Impossibile perdere punti contro le altre squadre, demotivate, molli, senza grinta nè voglia di competere. Nella giornata di ieri tutte le prime 7 della classifica hanno vinto e non è un caso. Anche nello scorso week end è successa la stessa cosa, tranne che nell’incontro Lazio-Milan, uno scontro diretto appunto. Dunque le ultime due giornate parlano chiaro, sarà dura per l’Inter recuperare punti dalle squadre che la precedono, se non negli scontri diretti, fondamentale ad esempio sarà la gara contro la Roma della prossima settimana. Stessa situazione vale per il Milan, a -4 dall’Europa, ma chi la precede non perde un colpo. Dunque occhio anche nel caso dei rossoneri agli scontri diretti: Inter ed Atalanta devono ancora essere affrontate.

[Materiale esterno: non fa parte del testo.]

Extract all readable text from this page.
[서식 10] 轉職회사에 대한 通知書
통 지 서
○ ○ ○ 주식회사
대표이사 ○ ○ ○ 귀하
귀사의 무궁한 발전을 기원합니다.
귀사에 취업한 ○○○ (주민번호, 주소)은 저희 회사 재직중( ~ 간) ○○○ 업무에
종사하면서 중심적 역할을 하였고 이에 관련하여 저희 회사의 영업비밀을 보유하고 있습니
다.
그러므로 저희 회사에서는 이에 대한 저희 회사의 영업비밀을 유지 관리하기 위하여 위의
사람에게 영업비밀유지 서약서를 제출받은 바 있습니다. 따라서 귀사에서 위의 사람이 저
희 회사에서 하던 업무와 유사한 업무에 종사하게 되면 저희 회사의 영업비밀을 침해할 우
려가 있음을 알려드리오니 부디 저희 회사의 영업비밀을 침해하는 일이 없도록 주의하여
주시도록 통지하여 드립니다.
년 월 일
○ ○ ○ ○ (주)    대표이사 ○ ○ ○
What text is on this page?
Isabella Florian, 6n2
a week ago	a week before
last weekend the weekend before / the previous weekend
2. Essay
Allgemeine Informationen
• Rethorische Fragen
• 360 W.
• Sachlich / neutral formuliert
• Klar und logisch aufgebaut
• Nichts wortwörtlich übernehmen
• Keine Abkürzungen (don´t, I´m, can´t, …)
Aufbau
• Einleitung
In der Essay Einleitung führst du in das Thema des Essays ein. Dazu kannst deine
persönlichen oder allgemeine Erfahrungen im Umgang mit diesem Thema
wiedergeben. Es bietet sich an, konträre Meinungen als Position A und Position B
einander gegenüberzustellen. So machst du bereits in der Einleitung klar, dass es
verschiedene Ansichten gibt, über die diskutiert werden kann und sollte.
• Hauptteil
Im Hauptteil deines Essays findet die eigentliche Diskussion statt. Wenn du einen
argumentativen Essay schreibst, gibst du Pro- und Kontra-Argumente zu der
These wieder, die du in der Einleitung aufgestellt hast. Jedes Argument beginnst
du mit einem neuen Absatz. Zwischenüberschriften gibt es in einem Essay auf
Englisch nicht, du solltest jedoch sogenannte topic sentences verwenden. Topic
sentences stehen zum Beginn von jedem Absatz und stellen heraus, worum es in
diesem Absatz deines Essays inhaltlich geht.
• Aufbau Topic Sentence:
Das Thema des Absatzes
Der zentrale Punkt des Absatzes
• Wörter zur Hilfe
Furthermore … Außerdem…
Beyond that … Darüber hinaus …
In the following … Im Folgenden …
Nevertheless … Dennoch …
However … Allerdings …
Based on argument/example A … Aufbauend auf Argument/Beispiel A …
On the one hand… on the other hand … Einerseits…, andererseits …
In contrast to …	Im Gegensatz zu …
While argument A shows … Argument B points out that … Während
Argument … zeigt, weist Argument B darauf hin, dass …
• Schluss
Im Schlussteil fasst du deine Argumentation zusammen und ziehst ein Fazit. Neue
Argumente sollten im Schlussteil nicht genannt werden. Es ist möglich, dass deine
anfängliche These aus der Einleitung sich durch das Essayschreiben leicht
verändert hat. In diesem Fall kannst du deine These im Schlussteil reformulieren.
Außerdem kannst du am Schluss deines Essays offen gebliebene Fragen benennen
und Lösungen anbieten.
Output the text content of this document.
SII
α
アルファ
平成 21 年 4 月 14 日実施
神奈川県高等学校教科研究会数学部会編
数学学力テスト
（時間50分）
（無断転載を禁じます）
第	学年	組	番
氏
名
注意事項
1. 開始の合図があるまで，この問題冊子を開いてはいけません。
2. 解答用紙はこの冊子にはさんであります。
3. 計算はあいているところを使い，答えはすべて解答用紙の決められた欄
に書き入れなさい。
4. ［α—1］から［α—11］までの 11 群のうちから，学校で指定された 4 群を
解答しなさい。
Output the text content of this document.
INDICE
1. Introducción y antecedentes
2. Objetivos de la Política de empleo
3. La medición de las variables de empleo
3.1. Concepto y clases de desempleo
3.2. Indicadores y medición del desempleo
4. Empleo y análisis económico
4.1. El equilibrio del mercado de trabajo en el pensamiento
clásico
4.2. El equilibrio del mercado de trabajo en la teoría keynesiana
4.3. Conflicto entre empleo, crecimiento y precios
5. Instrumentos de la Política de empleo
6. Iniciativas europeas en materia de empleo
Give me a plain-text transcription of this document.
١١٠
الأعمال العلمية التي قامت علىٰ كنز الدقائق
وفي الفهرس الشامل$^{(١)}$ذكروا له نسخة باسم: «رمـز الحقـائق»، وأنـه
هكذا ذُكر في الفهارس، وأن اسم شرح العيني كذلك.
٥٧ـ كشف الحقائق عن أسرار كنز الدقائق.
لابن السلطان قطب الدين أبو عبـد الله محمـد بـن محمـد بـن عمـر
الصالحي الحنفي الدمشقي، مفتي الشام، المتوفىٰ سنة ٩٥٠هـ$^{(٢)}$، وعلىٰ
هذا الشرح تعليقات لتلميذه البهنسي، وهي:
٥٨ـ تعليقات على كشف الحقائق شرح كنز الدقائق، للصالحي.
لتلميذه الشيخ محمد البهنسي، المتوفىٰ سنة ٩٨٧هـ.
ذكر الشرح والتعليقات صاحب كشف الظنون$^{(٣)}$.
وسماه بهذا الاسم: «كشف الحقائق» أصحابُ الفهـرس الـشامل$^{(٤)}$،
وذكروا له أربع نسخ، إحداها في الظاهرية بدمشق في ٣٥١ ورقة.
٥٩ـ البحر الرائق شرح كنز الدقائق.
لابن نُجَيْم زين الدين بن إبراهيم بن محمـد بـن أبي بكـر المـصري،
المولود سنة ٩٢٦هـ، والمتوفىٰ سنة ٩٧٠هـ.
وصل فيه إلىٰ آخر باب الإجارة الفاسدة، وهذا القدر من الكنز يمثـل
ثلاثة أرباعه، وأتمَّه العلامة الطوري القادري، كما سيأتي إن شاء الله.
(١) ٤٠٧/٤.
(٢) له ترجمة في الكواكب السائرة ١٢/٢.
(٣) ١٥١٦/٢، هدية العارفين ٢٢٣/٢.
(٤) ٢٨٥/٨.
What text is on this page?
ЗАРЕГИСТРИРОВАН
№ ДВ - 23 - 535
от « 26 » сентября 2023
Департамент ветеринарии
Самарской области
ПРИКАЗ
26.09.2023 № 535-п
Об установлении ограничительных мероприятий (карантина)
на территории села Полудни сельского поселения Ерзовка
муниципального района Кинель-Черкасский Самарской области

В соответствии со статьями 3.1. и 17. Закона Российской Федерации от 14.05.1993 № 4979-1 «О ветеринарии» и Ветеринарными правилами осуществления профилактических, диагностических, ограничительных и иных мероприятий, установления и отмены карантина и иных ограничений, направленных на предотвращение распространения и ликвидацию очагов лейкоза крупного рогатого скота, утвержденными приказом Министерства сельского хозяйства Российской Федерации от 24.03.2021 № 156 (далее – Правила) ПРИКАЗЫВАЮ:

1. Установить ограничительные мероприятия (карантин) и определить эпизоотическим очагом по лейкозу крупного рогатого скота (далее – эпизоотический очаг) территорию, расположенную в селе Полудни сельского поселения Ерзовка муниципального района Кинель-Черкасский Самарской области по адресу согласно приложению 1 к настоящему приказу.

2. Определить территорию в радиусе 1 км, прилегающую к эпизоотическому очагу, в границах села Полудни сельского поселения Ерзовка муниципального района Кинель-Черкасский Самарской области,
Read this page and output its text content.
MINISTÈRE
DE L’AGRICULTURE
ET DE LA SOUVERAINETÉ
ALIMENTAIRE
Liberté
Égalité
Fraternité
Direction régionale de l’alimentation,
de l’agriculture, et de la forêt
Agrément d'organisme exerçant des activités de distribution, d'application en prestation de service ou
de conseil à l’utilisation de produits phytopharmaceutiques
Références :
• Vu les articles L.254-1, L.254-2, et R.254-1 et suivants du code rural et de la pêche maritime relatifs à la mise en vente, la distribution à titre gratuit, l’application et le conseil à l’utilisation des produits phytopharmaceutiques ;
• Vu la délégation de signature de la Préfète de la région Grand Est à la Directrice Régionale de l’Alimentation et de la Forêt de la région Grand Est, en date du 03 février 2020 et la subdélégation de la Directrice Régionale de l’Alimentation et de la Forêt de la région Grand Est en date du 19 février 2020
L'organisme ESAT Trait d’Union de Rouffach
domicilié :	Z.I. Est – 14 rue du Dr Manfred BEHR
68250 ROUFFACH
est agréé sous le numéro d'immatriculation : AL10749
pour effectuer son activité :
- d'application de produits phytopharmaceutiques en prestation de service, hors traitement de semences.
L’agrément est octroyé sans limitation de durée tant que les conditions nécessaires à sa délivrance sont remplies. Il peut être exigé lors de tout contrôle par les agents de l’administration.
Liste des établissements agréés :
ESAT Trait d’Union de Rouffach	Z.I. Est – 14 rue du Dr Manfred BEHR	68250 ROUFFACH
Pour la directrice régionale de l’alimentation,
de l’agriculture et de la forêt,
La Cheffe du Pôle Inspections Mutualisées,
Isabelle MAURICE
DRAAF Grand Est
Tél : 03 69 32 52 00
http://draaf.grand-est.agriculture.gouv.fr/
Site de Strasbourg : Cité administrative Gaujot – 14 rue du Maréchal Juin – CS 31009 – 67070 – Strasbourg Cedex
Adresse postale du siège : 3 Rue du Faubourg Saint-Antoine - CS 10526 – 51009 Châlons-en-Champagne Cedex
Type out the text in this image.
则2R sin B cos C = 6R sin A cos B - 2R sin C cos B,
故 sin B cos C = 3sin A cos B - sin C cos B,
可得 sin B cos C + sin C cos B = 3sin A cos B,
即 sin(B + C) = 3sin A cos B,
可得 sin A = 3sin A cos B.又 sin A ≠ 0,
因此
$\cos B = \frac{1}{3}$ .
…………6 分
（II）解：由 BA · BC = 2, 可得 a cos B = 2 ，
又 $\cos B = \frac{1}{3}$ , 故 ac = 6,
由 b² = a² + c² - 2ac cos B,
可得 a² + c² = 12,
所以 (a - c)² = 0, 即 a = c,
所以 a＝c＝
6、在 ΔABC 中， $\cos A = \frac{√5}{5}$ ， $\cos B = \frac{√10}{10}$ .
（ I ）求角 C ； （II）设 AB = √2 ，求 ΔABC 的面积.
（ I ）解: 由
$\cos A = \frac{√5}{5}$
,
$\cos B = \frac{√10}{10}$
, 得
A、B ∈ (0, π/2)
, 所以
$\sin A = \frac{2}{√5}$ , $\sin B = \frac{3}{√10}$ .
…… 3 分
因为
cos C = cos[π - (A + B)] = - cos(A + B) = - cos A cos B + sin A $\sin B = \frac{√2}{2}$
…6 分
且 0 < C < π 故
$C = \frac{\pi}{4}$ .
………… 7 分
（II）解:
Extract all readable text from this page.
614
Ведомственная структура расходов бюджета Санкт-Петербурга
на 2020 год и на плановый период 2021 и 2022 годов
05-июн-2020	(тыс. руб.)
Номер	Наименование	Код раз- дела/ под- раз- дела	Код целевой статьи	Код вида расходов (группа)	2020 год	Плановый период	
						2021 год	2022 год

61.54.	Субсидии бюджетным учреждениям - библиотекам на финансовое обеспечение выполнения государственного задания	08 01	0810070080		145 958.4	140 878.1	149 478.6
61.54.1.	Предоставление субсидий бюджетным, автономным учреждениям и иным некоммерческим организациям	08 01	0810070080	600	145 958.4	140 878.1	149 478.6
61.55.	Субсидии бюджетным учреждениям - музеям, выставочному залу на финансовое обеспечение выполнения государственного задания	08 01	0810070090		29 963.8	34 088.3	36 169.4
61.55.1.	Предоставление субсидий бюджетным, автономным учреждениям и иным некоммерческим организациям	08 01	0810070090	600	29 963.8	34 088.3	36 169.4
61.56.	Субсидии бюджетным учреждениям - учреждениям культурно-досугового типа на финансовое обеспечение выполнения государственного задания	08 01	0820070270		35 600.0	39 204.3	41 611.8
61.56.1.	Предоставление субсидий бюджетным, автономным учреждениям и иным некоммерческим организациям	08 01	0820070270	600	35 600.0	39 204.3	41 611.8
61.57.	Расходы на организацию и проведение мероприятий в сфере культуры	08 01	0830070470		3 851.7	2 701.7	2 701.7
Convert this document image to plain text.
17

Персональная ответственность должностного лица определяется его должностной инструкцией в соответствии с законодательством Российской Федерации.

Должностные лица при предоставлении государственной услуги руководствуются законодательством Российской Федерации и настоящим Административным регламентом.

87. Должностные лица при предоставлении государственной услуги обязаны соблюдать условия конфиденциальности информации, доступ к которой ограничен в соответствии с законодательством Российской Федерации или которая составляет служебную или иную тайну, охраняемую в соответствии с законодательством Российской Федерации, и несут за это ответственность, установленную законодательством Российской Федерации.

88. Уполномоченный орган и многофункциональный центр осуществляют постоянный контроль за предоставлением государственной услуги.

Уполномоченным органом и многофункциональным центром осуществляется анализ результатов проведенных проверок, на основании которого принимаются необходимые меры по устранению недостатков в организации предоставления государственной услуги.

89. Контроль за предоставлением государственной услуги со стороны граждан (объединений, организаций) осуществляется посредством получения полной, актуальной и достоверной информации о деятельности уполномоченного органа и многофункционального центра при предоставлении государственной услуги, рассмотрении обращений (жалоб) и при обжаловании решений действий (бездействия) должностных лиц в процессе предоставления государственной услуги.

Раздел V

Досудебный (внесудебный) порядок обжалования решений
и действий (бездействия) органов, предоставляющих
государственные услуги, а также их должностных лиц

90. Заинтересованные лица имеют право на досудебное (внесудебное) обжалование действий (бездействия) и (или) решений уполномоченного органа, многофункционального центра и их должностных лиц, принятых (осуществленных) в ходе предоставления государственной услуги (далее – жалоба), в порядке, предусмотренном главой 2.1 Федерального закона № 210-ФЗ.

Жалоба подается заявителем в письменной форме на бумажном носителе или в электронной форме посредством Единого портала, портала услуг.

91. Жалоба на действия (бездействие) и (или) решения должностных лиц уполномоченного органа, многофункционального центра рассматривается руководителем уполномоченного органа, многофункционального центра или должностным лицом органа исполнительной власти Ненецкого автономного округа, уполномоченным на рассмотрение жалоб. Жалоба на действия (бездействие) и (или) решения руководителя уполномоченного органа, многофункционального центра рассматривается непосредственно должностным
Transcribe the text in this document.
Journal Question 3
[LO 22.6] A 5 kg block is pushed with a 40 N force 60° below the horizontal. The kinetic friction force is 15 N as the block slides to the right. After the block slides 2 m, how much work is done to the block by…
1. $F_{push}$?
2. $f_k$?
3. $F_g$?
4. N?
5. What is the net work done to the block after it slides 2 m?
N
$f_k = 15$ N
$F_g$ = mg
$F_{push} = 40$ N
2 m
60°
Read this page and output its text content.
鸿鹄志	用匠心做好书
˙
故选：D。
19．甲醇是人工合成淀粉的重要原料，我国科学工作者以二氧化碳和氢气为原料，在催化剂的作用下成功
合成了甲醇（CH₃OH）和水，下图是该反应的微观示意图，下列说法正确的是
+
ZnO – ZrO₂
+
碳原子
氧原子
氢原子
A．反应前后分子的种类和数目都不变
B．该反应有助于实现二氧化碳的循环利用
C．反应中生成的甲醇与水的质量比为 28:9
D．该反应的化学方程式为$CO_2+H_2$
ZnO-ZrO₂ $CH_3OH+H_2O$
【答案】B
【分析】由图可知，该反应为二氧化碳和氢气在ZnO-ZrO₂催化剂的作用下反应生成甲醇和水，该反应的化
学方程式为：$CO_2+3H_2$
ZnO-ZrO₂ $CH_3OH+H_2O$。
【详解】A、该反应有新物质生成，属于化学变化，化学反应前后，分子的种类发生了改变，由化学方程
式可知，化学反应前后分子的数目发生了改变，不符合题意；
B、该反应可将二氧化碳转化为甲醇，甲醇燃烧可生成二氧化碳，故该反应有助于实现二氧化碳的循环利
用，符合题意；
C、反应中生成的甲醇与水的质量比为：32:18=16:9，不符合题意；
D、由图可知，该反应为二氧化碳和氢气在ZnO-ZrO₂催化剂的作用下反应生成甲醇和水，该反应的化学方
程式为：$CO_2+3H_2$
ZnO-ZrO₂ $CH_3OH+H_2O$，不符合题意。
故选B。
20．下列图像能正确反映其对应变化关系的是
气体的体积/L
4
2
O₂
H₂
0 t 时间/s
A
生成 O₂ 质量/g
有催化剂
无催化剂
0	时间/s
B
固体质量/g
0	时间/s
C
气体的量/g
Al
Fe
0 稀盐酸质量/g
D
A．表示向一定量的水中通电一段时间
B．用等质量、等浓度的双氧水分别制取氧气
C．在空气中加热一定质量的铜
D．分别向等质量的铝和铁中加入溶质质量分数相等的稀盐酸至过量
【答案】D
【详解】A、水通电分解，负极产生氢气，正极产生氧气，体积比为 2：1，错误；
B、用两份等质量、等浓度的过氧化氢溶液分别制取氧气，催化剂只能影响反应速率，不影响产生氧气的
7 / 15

In sintesi, a quando la modifica dei campionati? A quando il torneo a 18 squadre? D’altra parte le motivazioni non si possono inculcare così dal nulla. Nei giorni scorsi è stato chiesto a Rastelli cosa dicesse ai suoi ragazzi per motivarli dato che la classifica ormai è tranquilla. Un momento di silenzio… riflessione… e poi: “ancora non è matematica la salvezza”. Si vabbè.